Taejin Yun soportó la humillación. Cuando se volviera poderoso, Dalamadur sería el primero que mataría.

Debido a que Dalamadur estaba presente, Taejin Yun no sacó al Rey Gu de nuevo.

En cambio, confió en su conexión con él para guiarlos en una nueva dirección.

Pixiu a veces cambiaba de dirección, obligándolos a ajustarse con frecuencia. De lo contrario, podrían terminar más y más lejos de su objetivo.

Después de tragar la Perla de Aliento una vez más, Gor’kan se apresuró a encontrarse con Zhar’khaen y finalmente vio tanto a Zhar’khaen como a Vryss’laar en la salida de la Montaña de las Diez Mil Bestias.

—Zhar’khaen… —Gor’kan se apresuró hacia adelante, viendo a un humano bloqueando el camino frente a sus compañeros. Sus ojos destellaron con ira, y sin decir una palabra, atacó.

—¡Espera! —Huoyan Huasheng gritó.

Pero Gor’kan no escucharía a un humano. Afortunadamente, Zhar’khaen lo detuvo justo a tiempo.

—Gor’kan, cálmate. Estos humanos no parecen tener ninguna intención de dañarnos.

—Los humanos son todos hipócritas —dijo Gor’kan fríamente.

—No dije eso —fue Vryss’laar quien lo dijo —Zhar’khaen rápidamente culpó a Vryss’laar, quien luego explicó—. Fui capturado por esos humanos, pero me dejaron ir e incluso bloquearon a los demás por un momento. Si no fuera por ellos, ya habría sido capturado.

—¿De verdad? —Gor’kan no podía creer que los humanos pudieran ser tan amables, especialmente después de saber que estaban tratando con Pixiu, pero Vryss’laar nunca mentía.

—Es cierto.

Gor’kan guardó silencio, luchando por creer que los humanos realmente les habían ayudado.

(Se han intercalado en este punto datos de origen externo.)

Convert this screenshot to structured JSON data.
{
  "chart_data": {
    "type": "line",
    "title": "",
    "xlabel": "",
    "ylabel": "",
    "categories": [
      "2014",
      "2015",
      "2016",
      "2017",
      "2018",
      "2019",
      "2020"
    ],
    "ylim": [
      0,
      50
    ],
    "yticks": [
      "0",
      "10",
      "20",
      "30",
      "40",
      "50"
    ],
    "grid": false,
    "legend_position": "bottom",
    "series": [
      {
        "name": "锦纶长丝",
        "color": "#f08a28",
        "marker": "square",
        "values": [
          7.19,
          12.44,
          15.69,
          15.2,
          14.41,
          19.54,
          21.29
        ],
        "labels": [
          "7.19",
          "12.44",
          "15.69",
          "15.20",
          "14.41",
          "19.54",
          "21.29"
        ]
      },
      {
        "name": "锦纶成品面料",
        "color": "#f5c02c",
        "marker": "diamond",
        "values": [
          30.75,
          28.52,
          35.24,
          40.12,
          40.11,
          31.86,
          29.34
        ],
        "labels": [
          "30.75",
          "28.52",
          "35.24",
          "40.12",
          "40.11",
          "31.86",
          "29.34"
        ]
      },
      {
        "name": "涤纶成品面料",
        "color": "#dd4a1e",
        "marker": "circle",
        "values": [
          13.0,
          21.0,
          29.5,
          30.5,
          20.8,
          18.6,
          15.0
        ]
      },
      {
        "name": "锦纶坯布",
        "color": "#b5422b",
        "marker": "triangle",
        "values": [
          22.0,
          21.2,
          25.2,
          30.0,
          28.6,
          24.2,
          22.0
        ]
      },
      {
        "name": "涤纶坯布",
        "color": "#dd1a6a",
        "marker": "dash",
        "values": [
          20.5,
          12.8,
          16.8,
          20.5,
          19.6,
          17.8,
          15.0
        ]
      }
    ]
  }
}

—Sugiero que se vayan rápido —Huoyan Huasheng dijo de repente con una expresión seria, mirando hacia la dirección de la Montaña de las Diez Mil Bestias detrás de ellos—. Una poderosa bestia demoníaca se acerca.

—Es Dalamadur. Deberían irse también. Él es violento por naturaleza y podría volverse contra ustedes —Gor’kan dijo fríamente. Después de todo, los Pixiu no eran bestias demoníacas desagradecidas.

—También deberíamos irnos. No es seguro quedarse aquí —Huoyan Huasheng asintió y luego se volvió para hablar con el Señor de la Ciudad Wang.

El Señor de la Ciudad Wang suspiró. Había venido por el Pixiu, pero ahora parecía que no había esperanza. Sin embargo, incluso si lograra obtener el Pixiu, Ciudad Cielo podría no poder mantenerlo de todos modos.